Machine vision is a term that describes a broad set of technologies that execute computerized acquisition and analysis of images, particularly to serve automated processes where human visual perception and reaction would be impractical or impossible. Machine vision has been implemented for decades in diverse applications like agriculture, manufacturing, automotive production, and medical device assembly.
Besides being a mature technology, machine vision is a thriving global marketplace that has experienced consistent growth over many years and is projected to be worth more than $20 billion by 2030, according to analysts. This marketplace comprises manufacturers of components, including images and other sensors, cameras, optics, imaging systems, specialized computers, lighting devices and software. It also includes engineering companies, or “systems integrators,” that design, build and install complete turnkey machine vision solutions.
Machine vision can be described further as an engineering discipline.
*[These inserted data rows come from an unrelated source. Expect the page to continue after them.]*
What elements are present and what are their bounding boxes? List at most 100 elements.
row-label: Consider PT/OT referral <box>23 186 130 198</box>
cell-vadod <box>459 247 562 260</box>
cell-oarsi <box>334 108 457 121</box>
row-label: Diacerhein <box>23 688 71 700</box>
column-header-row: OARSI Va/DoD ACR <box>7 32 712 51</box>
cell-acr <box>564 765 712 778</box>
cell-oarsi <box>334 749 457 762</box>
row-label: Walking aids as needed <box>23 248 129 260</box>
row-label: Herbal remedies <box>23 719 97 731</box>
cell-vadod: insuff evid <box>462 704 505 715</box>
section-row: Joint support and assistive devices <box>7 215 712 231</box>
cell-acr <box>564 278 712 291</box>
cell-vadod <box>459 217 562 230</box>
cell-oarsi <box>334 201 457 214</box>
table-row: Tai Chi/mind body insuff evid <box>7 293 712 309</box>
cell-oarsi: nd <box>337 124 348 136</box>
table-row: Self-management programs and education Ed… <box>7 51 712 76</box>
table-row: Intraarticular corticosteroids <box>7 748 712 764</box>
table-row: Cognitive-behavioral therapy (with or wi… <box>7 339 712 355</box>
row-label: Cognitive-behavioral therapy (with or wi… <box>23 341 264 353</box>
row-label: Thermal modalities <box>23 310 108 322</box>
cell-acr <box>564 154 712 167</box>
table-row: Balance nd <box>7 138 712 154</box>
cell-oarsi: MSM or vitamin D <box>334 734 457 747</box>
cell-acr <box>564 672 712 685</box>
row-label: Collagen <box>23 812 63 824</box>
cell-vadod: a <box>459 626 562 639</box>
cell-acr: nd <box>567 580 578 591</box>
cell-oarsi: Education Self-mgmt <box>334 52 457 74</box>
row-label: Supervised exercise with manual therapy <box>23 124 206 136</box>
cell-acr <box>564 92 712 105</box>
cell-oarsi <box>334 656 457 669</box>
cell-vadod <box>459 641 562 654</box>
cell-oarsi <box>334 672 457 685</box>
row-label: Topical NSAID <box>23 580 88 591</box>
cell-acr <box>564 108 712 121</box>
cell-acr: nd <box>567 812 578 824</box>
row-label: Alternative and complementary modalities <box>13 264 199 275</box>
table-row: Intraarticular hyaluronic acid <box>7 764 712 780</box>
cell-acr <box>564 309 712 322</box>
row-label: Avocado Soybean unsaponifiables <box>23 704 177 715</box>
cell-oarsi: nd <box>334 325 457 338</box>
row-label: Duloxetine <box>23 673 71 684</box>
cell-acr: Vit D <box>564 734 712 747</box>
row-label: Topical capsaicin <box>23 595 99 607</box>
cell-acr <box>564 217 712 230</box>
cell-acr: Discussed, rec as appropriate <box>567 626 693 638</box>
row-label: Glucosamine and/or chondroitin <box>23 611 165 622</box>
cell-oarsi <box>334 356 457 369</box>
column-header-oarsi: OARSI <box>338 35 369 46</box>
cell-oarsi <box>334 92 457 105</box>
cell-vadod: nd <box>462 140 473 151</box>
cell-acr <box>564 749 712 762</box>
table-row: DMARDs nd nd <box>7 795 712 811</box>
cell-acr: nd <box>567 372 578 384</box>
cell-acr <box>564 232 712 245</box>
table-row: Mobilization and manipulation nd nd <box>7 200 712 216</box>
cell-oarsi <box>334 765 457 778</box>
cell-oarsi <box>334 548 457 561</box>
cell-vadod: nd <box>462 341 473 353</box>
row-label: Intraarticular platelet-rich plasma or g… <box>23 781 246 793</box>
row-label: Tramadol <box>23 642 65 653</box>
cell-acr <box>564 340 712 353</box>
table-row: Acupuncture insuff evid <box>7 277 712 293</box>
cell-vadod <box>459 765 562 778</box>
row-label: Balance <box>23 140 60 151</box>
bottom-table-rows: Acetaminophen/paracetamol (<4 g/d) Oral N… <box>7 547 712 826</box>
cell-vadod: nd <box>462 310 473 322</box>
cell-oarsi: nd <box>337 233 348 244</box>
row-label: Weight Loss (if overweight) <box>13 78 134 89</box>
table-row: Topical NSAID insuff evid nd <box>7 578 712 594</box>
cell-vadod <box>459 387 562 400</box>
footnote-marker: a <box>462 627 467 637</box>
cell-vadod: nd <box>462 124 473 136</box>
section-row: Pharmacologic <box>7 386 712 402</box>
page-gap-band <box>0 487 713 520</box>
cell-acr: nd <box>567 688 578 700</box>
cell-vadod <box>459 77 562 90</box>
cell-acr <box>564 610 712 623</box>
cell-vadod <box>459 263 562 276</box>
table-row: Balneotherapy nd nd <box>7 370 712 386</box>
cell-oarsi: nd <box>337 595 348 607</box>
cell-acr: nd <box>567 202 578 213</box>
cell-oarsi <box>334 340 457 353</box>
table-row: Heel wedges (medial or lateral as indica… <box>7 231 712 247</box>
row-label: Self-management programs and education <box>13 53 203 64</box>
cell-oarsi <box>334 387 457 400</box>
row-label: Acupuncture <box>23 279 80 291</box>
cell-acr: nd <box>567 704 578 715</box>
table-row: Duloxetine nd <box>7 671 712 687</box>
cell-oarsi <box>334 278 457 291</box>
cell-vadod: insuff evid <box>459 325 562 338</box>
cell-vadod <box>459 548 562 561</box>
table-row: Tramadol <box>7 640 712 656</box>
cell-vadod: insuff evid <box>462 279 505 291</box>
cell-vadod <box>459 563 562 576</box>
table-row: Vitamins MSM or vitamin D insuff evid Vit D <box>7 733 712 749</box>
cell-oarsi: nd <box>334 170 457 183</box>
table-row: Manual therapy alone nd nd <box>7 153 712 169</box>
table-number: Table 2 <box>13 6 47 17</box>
Engineers trained in electrical and mechanical engineering or computer science often enhance their skill sets with machine vision engineering.
What are some examples of machine vision?
Machine vision use cases generally fall into four broad categories.
Inspection. Perhaps the most common task of machine vision is quality inspection. A machine vision system can automatically detect defects, verify the correct assembly of components, or check colors and other features for every item produced.
Measurement. Machine vision is often used to perform in-line, non-contact measurements in an automated process, inspecting 100% of production, and identifying or rejecting parts with out-of-tolerance features. Some systems can achieve measurement precision to a few microns or better.
Location and Guidance. By coordinating the data and output of machine vision tools to real-world coordinates, a system can accurately locate parts or a part’s features, becoming the “eyes” of a robot or motion control system.
Identification and Classification. Machine vision is regularly used to identify or differentiate objects by:
- Visual characteristics
- Reading code symbology (as in 1D barcodes or 2D matrix codes)
- Reading numbers and characters using optical character recognition and verification
What are the basics of machine vision?
Even the most complex machine vision system can be deconstructed into three fundamental functions.
Image acquisition. Acquiring a high-quality image of the component, objects, or features of interest is the most critical part of any machine vision solution. Quality in automated imaging is defined as an image that provides the best possible contrast between objects of interest and the background, with sufficient resolution to extract the necessary data from the smallest possible features.
The selection of imaging components such as sensors, optics, and lighting and their design within a machine vision system can be complex. Fortunately, many applications can be addressed with machine vision systems featuring standard sensors, built-in optics and integrated lighting solutions. In today’s machine vision marketplace, though, components are available to address all aspects of acquisition, from simple to involved.
Image analysis. In machine vision, images are analyzed by processing pixel-level data using various algorithms, also called “tools” or “steps” in configurable machine vision components. Some algorithms perform simple tasks, though some advanced functions locate pre-trained models from geometric structures, detect subtle color differences, use deep learning to detect defects or classify objects, or even identify and locate objects in the point cloud of a 3D image.
Results integration. Finally, machine vision’s value to a process comes from integrating the results. This could be an automated rejection system for non-conforming parts, but the data can also be more effectively used to analyze machine or system performance overall.
What is the difference between machine vision and computer vision?
While “machine vision” and “computer vision” might sometimes be used to accomplish similar tasks and are sometimes used interchangeably, each term has a distinct functional and historical meaning.
Computer vision commonly refers to the science of using artificial intelligence (AI) techniques for the classification (or “segmentation” or “detection”) of objects using advanced neural networks and deep learning to make computers “see” in a perceptive way that mimics humans.
Machine vision is related to computer vision. However, the term refers not to a science but to the overall implementation of technologies that support discrete feature extraction, rule-based comparisons and deep learning to make decisions directly on image data.
Is machine vision difficult to implement?
Today’s machine vision components often include configurable general-purpose systems and application-specific solutions needing no configuration at all. That said, machine vision usually still demands some unique skills. However, an automation engineer can easily acquire these in the same way control engineers must learn how to use PLCs and configure ladder logic.
When the solution may be more complex, distribution and integration partners provide a valuable service within the machine vision marketplace and are ready to help. By default, many end users turn to a systems integration partner to mitigate risk and expedite return on machine vision project implementation.
In conclusion
What is machine vision? Machine vision is a thriving and valuable technology that enhances quality and productivity. It is an enabling technology that guides robots and allows computers to “see.” In nearly every industry, machine vision usage continues to grow and benefit diverse industrial processes.